Calakmul, “The City of Twin Pyramids”, is located in the state of Campeche, just north of the Petén region and is somewhat difficult to reach. It is north of El Mirador and south of Balamku.
Calakmul is one of largest Maya cities, and may soon take the place of Tikal and Caracol as one of the most important Maya sites.
This site, in its golden age, was an important regional capital. It sprawls over an approximately 42 square mile area, where 6,700 structures of various types have been located.
The site is located in the vast Calakmul Biosphere Reserve, one of the last Yucatan rainforests. It is distinguished by its least one hundred engraved stelae, which is the largest number found at any know site.
Most of the stelae depict luxuriantly attired personages, probably local rulers, standing on top of prisoners. They also have calendar glyphs that show dates between 500 and 850 A.D. Among these there are two acropolis, a ball court and numerous temples and pyramids including one of the largest monuments in the entire Maya area.

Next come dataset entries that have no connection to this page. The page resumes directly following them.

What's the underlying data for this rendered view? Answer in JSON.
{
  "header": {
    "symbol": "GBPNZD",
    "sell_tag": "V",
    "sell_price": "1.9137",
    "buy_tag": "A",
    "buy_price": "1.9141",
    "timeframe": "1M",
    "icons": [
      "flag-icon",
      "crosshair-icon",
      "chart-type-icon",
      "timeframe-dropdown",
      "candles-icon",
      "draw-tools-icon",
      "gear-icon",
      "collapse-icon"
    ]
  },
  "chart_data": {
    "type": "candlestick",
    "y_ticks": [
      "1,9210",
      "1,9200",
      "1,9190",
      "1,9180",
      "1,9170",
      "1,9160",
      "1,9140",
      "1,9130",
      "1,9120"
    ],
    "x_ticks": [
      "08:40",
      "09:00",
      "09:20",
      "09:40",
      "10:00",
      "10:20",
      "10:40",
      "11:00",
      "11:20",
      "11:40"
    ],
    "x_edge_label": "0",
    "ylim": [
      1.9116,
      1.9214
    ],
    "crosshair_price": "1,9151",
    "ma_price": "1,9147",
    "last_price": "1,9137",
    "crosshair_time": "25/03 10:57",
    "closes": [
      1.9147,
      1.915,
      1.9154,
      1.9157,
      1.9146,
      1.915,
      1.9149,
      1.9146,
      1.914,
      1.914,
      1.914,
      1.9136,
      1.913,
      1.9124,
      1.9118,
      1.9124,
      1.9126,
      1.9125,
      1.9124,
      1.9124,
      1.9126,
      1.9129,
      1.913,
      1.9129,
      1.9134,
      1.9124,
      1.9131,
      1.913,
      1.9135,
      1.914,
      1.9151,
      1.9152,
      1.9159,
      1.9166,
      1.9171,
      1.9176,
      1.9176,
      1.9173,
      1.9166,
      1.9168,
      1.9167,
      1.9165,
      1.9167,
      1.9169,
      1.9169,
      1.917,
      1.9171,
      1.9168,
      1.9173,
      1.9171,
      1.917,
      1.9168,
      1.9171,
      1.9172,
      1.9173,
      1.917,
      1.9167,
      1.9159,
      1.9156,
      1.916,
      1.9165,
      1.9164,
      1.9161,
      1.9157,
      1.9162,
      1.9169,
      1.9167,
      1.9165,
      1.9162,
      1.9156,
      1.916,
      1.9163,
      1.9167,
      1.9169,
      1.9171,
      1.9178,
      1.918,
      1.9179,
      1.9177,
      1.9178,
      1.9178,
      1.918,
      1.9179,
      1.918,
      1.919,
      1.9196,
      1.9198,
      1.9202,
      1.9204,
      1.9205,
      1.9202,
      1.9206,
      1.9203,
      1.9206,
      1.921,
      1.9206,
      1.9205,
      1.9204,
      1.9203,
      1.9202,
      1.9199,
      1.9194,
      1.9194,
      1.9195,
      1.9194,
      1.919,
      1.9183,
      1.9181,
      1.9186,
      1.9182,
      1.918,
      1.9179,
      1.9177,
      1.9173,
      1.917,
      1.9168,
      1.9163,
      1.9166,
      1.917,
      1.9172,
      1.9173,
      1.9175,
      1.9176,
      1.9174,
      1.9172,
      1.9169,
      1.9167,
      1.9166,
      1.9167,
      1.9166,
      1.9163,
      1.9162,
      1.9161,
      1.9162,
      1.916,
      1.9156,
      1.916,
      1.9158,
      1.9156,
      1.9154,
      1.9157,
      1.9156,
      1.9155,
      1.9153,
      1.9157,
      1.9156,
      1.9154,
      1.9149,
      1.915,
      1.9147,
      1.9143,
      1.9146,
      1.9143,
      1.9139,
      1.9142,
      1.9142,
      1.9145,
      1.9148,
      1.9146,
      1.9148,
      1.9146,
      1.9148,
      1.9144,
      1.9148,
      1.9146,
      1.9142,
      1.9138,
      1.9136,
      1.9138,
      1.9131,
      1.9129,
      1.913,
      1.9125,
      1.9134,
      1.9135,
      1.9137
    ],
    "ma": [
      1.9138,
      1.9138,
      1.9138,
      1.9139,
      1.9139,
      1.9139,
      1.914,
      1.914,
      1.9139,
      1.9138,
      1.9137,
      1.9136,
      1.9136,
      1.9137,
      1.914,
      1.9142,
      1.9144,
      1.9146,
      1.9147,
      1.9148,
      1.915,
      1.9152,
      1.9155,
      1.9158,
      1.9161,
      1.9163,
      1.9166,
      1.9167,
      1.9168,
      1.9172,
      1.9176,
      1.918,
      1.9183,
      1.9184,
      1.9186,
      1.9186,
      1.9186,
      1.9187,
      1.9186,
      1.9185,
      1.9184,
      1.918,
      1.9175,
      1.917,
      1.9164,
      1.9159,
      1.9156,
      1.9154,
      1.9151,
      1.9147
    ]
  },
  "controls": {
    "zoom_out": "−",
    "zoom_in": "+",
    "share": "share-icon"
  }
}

Recent investigations there have led to the finding of a tomb with rich offerings. Archaeologists also have discovered the remains of high-ranking captives, providing further evidence of Calakmul’s power and influence.
Becan, “The Road of the Serpent”, was an active city for a very long period of time, dating as early as 600 B.C. and as late as 1450 A.D.
The ruins are linked with Chicanna one mile away and Xpuhil four miles away; both are easily reached by car. The site covers 63 acres, although the entire site boundaries are still undefined. This archaeological site was built from carved limestone.
Becan represented an important political and military control place and is considered the Capital of the Rio Bec region. The core area of Becan is ringed by a moat and there are remains of a wall almost 11 feet high. The formation of the ditch and protective wall is very rare in the Maya civilization.
Xpuxil, “Place of the Cattails”, is a small site near Becan, in Campeche and was named by members of the fourth Carnegie Expedition who discovered the site in 1938.
The ruins typify a beautiful example of the Rio Bec style; however, show one major modification, a third tower. The Rio Bec style is known for the use of two towers with detached or non-permanent buildings on top. Here at Xpuhil they added a tower in the form of a pyramid. Although the site’s façade looks east, the best-conserved part is at the rear. These towers were very solidly put together and served as decorative purposes.
Their stairs are exceedingly narrow and steep. On the upper simulated towers there are three stone masks, which are portrayals of felines, decorating the staircases. The simulated towers display Itzamna, the creator God, as a celestial serpent.